Poetry: Catching by Arah Ko
Alight with a sense of intergenerational connection, Arah Ko’s “Catching” enters its speaker’s childhood and expands into a pursuit of a family history—“a long line of flame-mongers”—and resistances. Moving the reader through sharply woven couplets that blend past and present, the poem leads us to beauty.
Catching
I’m eight with a matchbox in my pocket.
I only know a few things: squirrels
don’t hibernate in Michigan; librarians
don’t vote for Bush. Snow melts
on my lashes, my hand-me-down jacket,
but I linger by the chain link, wise enough
to anticipate another round of standardized
tests and too small to avoid them.
I thumb one matchstick, pinches of sulfur.

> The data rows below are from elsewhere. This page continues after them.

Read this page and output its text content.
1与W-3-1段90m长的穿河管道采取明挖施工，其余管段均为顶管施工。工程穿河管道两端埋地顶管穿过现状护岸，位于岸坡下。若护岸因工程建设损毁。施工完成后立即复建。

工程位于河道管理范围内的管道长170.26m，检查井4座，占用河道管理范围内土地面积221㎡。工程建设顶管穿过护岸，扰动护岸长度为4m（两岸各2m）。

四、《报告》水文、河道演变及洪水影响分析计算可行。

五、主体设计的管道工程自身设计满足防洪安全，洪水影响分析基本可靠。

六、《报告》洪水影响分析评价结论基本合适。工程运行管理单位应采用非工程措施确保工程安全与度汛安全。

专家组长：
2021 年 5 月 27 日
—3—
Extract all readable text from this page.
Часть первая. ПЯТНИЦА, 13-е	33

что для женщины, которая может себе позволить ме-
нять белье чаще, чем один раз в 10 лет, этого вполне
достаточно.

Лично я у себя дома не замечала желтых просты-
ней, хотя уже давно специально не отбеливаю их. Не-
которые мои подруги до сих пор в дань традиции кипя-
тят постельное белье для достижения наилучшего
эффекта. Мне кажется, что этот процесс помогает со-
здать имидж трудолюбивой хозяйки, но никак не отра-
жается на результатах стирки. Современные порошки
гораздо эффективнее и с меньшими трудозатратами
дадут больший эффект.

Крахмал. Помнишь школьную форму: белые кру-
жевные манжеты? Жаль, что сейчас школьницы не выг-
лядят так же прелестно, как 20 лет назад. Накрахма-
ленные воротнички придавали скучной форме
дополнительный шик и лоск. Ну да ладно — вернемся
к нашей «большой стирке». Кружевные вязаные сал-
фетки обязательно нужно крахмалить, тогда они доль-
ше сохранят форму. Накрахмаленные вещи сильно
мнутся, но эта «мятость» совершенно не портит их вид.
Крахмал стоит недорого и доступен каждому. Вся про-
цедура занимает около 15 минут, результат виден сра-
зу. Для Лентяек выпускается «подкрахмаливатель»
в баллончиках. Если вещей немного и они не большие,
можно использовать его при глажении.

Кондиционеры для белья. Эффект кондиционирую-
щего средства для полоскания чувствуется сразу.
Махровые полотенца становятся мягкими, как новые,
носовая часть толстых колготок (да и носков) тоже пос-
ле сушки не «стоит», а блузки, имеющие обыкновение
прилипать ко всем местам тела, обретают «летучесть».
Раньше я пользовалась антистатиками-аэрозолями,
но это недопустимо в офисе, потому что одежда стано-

Someone said No Child Left Behind. A teacher
is coming to get me. I was born into a long
line of flame-mongers: my father spinning
cans of coals over a bone-dry field, his
father feeding flames with Japanese books,
photographs of his dead mother. They find me
too late, tinder already buried beneath a tree,
no evidence in my pockets, backpack, locker.
I asked my father why he did it, his regret
palpable after the crop caught ablaze. He said
I don’t know or I was a fool and once, face lit
by a tame campfire, you should have seen it—
when the sparks flew fast they were so beautiful.